Carlsbad Unified Superintendent Ben Churchill said in an email on Sunday that there is a misconception that school districts have the potential to disobey the state's mask mandate, and put school staff in "a very difficult situation". Because if they don't, they face significant risks. Don't apply it.
“Our teachers, principals and staff are between a rock and a hard place. They just want to teach… They don't want to fight about statewide mandates,” Churchill said. far more accessible."
In August, state public health official Tomas Aragon warned school leaders that they had a legal duty to enforce the mask mandate and that they would face "significant legal, financial and other risks" if they did not. Will have
Schools and school leaders could face "significant financial liability" if a student or staff member contracts COVID while the mask mandate was not being implemented, and if a student or staff member dies from COVID If so, the liability would be "substantial," Aragon warned. Schools could face lawsuits from families or staff, as well as fines or other actions by county health officials, for not implementing the mask mandate.
Aragon said individual staff members with education licenses, including teachers and administrators, can also be disciplined by the state's credentialing commission.
Parents against masks said they are not convinced that school districts' hands are tied, as they have seen reports of school districts in other parts of the state not excluding non-mask-wearing students from class.
And the state has refrained from saying that schools will have to take students out of the classroom in order to comply with the mask mandate – in fact, the state says nothing about how schools should enforce the mandate, allowing schools to The leaders are also disappointed.
At a Friday news conference, Newsom stressed that while parents oppose masks, there are parents who want to keep masks.
"There are parents on both sides who have strong opinions," Newsom said. "And I can assure you, as a parent, I understand it. And we have to adjust for a state that has more school and public school teachers than any other state in the country, and the nuances that And given the complications, all those challenges have to be included.
This includes parents such as Jennifer Kutler, who represents a group called Parents4PUSD with approximately 500 members.
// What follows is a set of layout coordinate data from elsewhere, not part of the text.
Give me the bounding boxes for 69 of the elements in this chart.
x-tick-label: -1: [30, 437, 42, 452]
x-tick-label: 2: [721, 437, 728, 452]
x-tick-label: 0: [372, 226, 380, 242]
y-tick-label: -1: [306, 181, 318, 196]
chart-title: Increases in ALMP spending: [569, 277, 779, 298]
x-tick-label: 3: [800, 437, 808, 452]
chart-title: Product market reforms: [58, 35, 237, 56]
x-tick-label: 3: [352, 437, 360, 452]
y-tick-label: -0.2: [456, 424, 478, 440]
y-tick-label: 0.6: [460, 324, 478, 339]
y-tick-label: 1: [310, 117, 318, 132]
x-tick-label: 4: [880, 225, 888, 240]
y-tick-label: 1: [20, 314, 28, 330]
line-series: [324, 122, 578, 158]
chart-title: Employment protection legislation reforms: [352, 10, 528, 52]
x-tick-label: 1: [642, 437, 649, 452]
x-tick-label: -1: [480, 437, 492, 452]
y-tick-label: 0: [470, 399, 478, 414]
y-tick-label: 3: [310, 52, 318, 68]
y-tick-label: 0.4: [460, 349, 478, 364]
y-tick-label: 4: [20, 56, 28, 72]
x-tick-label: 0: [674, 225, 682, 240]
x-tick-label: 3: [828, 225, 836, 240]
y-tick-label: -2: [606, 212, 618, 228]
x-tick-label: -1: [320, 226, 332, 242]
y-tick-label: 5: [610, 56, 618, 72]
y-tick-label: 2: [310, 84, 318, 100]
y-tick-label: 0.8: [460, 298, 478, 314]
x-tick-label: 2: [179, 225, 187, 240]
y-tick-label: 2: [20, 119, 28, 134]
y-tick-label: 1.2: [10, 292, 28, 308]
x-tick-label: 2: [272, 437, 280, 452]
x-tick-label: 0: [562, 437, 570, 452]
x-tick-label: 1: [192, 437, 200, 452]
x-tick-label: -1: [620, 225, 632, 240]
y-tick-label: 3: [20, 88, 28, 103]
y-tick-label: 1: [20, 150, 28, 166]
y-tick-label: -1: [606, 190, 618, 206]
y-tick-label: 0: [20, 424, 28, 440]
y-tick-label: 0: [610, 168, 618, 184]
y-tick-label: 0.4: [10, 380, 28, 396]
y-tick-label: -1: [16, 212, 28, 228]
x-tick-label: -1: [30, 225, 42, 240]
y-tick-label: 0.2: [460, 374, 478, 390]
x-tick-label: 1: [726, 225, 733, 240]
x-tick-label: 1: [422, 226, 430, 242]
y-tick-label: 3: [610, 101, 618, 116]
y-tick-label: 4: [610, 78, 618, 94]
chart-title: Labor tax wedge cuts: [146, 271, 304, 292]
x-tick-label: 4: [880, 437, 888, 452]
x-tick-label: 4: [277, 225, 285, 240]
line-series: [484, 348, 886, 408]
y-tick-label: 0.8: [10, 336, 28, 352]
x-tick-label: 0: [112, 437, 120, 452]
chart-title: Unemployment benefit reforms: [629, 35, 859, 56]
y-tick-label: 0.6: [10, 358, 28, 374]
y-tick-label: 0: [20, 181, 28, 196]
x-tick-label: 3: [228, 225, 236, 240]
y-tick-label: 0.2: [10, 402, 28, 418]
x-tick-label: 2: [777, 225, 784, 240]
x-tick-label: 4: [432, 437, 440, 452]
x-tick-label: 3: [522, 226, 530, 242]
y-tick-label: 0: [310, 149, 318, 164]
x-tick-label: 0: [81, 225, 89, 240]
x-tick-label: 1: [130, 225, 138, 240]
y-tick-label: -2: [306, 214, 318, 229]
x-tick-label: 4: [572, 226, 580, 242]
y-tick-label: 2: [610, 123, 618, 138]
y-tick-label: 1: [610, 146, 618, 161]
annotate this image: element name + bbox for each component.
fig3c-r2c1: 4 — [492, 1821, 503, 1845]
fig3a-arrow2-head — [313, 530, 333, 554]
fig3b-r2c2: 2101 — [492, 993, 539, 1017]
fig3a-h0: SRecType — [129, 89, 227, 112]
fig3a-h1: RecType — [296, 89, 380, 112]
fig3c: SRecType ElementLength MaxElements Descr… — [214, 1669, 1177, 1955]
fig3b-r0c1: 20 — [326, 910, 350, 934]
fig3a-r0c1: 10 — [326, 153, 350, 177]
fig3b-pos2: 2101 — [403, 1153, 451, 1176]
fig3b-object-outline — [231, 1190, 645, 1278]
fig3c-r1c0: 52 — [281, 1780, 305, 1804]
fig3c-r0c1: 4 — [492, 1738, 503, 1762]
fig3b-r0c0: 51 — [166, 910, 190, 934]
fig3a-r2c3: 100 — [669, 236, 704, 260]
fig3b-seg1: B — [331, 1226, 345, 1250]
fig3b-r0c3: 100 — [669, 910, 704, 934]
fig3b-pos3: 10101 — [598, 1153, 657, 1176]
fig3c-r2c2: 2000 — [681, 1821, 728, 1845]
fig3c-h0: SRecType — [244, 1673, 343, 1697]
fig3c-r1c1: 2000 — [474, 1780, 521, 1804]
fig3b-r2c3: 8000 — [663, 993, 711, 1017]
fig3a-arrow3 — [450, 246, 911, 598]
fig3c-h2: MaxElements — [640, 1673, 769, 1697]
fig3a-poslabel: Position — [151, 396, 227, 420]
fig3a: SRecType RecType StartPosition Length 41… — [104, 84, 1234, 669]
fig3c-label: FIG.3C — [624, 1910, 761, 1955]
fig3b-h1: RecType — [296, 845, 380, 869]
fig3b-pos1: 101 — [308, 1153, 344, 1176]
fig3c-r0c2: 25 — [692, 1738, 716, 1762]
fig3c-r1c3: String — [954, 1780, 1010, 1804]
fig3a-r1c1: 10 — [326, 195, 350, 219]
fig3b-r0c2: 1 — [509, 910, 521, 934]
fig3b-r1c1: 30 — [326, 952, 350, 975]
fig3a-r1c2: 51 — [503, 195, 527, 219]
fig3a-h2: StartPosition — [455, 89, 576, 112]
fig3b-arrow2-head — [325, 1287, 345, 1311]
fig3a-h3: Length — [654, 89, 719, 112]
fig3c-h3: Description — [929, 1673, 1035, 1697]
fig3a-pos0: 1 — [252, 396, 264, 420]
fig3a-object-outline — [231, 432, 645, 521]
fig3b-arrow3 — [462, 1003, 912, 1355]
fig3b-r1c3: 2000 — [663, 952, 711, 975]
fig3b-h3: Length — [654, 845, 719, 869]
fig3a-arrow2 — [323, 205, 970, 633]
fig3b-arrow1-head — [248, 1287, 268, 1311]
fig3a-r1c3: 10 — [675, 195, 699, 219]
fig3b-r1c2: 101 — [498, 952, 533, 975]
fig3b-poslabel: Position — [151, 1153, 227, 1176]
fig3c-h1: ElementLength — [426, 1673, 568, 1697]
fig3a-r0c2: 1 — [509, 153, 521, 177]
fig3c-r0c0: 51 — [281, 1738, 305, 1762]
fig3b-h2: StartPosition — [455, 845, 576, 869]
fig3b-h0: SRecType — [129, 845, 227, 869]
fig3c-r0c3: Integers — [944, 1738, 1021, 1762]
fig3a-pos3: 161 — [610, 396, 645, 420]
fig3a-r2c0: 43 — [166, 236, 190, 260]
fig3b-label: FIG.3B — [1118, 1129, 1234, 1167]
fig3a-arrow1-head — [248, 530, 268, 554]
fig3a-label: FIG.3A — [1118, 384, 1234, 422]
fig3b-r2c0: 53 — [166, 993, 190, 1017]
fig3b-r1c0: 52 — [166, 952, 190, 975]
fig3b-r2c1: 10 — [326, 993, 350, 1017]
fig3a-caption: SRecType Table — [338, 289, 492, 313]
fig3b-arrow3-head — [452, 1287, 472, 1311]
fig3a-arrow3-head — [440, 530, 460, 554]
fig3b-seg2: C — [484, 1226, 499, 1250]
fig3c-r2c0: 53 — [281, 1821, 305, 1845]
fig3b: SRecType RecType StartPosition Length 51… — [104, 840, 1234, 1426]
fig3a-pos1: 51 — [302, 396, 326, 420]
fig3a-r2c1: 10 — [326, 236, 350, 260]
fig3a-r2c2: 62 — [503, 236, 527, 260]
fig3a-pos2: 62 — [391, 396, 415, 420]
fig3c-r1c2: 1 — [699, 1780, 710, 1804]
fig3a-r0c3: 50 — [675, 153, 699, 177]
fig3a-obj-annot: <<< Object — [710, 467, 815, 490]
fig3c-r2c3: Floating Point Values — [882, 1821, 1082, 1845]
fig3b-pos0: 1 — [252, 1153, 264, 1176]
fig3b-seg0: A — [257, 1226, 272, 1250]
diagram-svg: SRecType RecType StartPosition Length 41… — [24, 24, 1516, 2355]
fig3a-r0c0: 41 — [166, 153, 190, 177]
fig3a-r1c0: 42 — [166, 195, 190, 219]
At a school board meeting last week, Kutler said parents were "outraged" by Kim-Phelps' letter and believed it could provoke more masked protests and feelings among students. Which will only bring more stress for teachers," Kutler said. ,
Kutler said he believes anti-mask sentiment is being blown out of proportion, and that relatively few students are opposing masks.
"Why aren't the superintendents representing the vast majority of parents who follow the mandate?" Kutler said in an email. "Instead she has become an ally to masked anti-groups, making them feel justified in their disruptive rule-breaking behavior at school."
In an email, Kim-Phelps said her letter was not about supporting or opposing masks. As for the superintendent, she said she listens and tries to balance multiple perspectives.
"My support and advocacy will always be about what is best for our students, staff and the school community," she said.
He said that higher vaccination rates, greater access to vaccines and lower infection rates have all improved the COVID conditions.
"When the mask mandate was lifted on February 15, with public figures seen comfortably indoors without masks at various places, except in schools, it sent a mixed message to our students, staff and families," she said. . "Enforcement of the mask mandate has become extremely difficult for school officials, and our campuses should not become a political battleground when data supports a return to normalcy."